Bird watchers astonished by rarest bird ever found in Cambridgeshire
By Bob Jarman
The autumn bird migration is in full swing. This autumn the parks and open spaces in Cambridge have had an unusual number and variety of migrant birds that would normally be seen at this time of year along the east coast of Britain.
There was one especially sensational record that astonished birdwatchers.
Bird migration usually starts at the end of July and goes on until the end of October. In some years it starts earlier and some years it ends later. Most migrant birds are heading to sub-Saharan Africa.
What happens and when is often weather dependent. Recently, a sequence of low pressures over the East of England have confronted a static high pressure over northern Europe and Scandinavia creating easterly winds which have forced migrating birds to make landfall in the UK. Much of the action happens on the east coast where rare birds turn up attracting the “twitchers”! This year it’s been different, and some migrants have been forced inland.
The local action started in mid-August when a wryneck and whinchats were found on Coldham’s Common. Wrynecks are a strange looking member of the woodpecker family, about the size of a blackbird with a prehensile neck they use to extract insects from behind tree bark. Fifty years ago, wrynecks bred in the Cambridge Backs, but they no longer breed in the UK. This bird probably came from Scandinavia. It’s now a sought-after rarity.
Whinchats are robin-sized birds that breed on the moorland edges and hill country of northern Britain.
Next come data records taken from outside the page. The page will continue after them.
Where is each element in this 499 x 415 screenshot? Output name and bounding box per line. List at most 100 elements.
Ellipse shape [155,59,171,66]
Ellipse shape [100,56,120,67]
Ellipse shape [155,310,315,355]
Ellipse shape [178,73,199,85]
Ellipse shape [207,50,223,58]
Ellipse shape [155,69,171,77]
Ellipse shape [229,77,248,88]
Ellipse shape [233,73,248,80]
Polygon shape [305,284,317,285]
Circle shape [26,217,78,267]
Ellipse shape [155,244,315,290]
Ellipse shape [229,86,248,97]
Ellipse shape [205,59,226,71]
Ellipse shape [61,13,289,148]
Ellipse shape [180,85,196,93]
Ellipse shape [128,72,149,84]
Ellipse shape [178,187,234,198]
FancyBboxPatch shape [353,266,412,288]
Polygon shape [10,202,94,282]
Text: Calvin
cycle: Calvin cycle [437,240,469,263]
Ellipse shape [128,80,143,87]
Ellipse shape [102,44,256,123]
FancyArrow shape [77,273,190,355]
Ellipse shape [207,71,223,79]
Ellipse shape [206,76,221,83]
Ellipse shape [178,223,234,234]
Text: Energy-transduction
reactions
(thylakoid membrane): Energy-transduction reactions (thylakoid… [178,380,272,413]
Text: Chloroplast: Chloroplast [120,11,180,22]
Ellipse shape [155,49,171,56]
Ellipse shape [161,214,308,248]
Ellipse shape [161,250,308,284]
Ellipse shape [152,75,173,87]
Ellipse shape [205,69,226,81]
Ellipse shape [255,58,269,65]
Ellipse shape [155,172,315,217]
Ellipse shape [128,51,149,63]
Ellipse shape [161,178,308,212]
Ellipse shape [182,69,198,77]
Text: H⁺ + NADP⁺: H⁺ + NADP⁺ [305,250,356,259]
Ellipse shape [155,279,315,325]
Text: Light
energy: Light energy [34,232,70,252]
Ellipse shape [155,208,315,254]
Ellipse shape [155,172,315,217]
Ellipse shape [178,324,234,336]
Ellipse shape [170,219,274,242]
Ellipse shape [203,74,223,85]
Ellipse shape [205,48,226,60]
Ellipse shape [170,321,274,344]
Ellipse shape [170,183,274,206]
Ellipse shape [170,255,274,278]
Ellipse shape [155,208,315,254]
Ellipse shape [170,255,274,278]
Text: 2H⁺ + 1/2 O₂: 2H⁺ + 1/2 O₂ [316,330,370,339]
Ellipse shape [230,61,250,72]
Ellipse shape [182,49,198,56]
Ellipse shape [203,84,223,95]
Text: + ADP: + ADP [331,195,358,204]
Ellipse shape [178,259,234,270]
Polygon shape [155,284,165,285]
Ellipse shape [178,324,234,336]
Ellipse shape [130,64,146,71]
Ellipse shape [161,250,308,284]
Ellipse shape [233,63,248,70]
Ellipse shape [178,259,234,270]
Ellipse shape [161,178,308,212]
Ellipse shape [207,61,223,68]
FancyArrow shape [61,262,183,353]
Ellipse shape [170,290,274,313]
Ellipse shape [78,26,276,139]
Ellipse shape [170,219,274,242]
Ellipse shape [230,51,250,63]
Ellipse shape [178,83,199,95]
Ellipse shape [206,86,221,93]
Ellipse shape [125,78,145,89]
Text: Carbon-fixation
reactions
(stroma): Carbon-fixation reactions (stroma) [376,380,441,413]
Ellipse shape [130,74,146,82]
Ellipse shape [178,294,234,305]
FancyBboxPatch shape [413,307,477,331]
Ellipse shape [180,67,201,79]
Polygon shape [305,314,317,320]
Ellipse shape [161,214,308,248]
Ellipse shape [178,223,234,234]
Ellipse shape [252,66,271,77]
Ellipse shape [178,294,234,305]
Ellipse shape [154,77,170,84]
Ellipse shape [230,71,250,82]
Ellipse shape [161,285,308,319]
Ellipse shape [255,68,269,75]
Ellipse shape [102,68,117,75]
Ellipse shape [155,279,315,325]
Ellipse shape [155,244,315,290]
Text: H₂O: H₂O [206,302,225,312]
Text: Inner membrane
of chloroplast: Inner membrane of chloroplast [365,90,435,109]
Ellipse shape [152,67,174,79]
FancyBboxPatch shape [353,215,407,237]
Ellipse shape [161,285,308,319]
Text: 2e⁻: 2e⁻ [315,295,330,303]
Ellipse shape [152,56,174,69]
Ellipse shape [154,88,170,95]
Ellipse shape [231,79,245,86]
They are regular migrants along the east coast, probably from Scandinavia. To find them inland is unusual and on Coldham’s Common they are certainly unexpected. Another rarity, a pied flycatcher, a bird of oak woodlands, was also found in the woodland edges of Coldham’s Common.
In the first week of September, another wryneck and possibly four whinchats were found at Hobson’s Park, Trumpington, and another wryneck in a horse paddock in Chesterton. One whinchat at Hobson’s Park frequented the allotments and often perched on a very life-like scarecrow! The Hobson’s Park wryneck was very elusive but still attracted a crowd of birdwatchers. There is every chance more unusual birds will turn up, and wrynecks can appear anywhere. The only other recent records of wrynecks come from a garden off Perne Road and a small front garden on Newmarket Road near the entrance to Tesco.
The real sensational bird rarity was found in early August and astonished British bird watchers. Regular watchers at Grafham Water discovered a kelp gull, a bird usually only found in southern Africa. This was an astonishing find and the very first record for the British Isles and of course the rarest bird ever found in Cambridgeshire. It’s a difficult bird to identify and was discovered by observers with exceptional field skills and knowledge.
The news sent a shock through the birding world and hundreds of twitchers came to see it to add the species to their life lists.
We should keep watching our gardens and open spaces for more autumn migrants, especially wrynecks. Wheatears are likely arrivals. Some of these birds have one of the longest migrations of all and fly across the Atlantic to nest on the tundra of Greenland and return to winter in southern Africa.
Migration is about arrivals and it’s also about departures. Recently, swallows and house martins have been passing over the city flying south towards the African savannas to spend our winter there. Most of our local breeding swifts departed at the end of July; half the remainder left in mid-August and about 10 remained over Chesterton until the end of August. The last one was seen on the September 3 over Mitcham’s Corner.
I’m always saddened when the swifts leave. I have an irrational fear that they might not return next year, and life will never be the same again!